Title 28 U.S.C. §2255 provides, in pertinent part: "A prisoner in custody under sentence of a court established by Act of Congress claiming the right to be released upon the ground that the sentence was imposed in violation of the Constitution or laws of the United States ... may move the court which imposed the sentence to vacate, set aside or correct the sentence." Habeas relief is available to correct errors of jurisdiction and constitutional error but a general "error of law does not provide a basis for collateral attack unless the claimed error constituted a fundamental defect which inherently results in a complete miscarriage of justice." United States v. Addonizio, 442 U.S. 178, 185 (1979). "A petitioner is generally limited to one motion under § 2255, and may not bring a 'second or successive motion' unless it meets the exacting standards of 28 U.S.C. § 2255(h)." United States v. Washington, 653 F.3d 1057, 1059 (9th Cir. 2011). That section reads:

A second or successive motion must be certified as provided in section 2244 [28 USC § 2244] by a panel of the appropriate court of appeals to contain--(1) newly discovered evidence that, if proven and viewed in light of the evidence as a whole, would be sufficient to establish by clear and convincing evidence that no reasonable factfinder would have found the movant guilty of the offense; or (2) a new rule of constitutional law, made retroactive to cases on collateral review by the Supreme Court, that was previously unavailable.

28 U.S.C. § 2255(h).

III. Discussion

The present petition is a second, successive motion under 28 U.S.C. § 2255(h).
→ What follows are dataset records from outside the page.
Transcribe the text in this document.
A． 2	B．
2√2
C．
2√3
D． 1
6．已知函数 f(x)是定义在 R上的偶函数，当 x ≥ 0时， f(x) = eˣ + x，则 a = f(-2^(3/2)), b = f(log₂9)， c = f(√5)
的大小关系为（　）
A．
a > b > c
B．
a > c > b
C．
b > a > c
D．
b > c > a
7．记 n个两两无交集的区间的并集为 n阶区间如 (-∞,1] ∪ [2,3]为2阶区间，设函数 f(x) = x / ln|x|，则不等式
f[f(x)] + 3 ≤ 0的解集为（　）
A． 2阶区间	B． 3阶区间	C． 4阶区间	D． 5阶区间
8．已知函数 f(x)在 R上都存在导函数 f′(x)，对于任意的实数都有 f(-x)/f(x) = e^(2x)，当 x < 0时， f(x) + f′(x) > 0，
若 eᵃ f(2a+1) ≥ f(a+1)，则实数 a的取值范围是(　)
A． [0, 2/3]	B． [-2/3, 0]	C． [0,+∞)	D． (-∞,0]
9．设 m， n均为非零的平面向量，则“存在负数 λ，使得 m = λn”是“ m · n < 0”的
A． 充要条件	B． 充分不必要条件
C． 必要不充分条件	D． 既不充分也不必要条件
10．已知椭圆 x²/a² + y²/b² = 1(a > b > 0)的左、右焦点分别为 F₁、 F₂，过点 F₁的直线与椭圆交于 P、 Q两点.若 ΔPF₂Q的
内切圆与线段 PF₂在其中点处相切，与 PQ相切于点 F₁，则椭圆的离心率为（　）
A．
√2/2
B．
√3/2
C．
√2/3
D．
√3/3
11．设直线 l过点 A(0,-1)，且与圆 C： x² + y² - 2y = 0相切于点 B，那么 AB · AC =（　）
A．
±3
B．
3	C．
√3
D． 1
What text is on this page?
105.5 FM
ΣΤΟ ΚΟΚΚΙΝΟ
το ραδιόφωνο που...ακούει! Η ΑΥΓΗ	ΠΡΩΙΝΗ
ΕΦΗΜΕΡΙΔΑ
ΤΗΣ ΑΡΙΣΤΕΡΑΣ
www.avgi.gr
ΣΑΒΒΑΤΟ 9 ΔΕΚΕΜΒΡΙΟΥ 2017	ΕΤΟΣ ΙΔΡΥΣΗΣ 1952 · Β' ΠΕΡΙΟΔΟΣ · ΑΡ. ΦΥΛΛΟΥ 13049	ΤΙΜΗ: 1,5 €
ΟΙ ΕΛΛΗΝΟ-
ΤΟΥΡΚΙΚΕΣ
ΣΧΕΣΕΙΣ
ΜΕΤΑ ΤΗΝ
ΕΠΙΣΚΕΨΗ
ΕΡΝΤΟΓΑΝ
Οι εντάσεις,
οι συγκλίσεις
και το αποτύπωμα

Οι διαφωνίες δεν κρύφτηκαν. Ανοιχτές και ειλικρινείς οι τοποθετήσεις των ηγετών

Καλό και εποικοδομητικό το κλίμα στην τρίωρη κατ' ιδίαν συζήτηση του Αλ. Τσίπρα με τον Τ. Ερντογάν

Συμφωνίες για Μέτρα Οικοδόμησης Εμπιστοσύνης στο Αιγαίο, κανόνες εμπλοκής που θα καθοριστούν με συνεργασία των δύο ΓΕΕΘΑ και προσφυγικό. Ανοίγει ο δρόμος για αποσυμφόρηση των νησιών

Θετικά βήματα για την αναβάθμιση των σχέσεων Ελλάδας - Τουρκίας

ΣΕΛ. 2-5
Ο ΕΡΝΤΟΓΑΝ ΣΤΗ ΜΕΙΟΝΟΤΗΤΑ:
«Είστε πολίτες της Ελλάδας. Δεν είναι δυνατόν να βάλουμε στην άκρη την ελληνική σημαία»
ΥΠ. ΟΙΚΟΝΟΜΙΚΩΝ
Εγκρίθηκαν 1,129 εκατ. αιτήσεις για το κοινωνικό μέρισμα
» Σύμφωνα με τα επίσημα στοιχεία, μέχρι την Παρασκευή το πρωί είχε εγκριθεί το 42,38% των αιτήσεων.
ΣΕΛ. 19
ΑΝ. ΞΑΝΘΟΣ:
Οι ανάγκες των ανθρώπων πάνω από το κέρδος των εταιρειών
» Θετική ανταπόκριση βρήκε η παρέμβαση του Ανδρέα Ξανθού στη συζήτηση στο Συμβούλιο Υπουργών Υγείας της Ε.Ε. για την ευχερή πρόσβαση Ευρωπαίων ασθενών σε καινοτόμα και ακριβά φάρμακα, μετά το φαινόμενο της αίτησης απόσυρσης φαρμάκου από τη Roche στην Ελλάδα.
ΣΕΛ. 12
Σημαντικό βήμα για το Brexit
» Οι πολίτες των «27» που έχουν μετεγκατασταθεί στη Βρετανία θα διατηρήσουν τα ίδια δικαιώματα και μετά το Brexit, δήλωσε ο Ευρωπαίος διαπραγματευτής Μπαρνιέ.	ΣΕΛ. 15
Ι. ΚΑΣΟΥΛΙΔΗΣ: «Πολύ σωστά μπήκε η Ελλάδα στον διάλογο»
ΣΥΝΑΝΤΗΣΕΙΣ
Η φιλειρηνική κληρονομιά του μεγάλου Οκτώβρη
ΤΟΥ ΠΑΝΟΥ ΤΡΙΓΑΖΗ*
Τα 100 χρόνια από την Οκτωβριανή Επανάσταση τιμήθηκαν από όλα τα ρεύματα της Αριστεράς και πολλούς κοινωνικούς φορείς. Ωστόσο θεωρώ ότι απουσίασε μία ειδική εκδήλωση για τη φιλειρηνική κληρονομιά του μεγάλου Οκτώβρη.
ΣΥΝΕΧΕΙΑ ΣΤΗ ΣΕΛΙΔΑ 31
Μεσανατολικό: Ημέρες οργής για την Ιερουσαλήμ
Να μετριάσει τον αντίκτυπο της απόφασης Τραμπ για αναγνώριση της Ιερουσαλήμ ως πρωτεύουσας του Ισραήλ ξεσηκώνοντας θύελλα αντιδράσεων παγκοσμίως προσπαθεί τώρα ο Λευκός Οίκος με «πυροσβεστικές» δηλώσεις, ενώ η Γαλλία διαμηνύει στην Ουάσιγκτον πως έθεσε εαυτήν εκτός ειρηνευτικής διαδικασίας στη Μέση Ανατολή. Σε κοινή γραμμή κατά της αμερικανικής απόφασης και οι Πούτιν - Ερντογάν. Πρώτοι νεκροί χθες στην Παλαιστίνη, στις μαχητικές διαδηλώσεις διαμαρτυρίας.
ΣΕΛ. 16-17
Thus, Petitioner needs certification from a Ninth Circuit panel. No such certification has been provided. Therefore, this court is without jurisdiction; "A second or successive § 2255 petition may not be considered by the district court unless petitioner obtains a certificate authorizing the district court to do so." Alaimalo v. United States, 636 F.3d 1092, 1103 (9th Cir. 2011). Petitioner is directed to apply to the Ninth Circuit for certification.

IV. Order

Keith Seriales's 28 U.S.C. § 2255 petition is DENIED for lack of jurisdiction. IT IS SO ORDERED.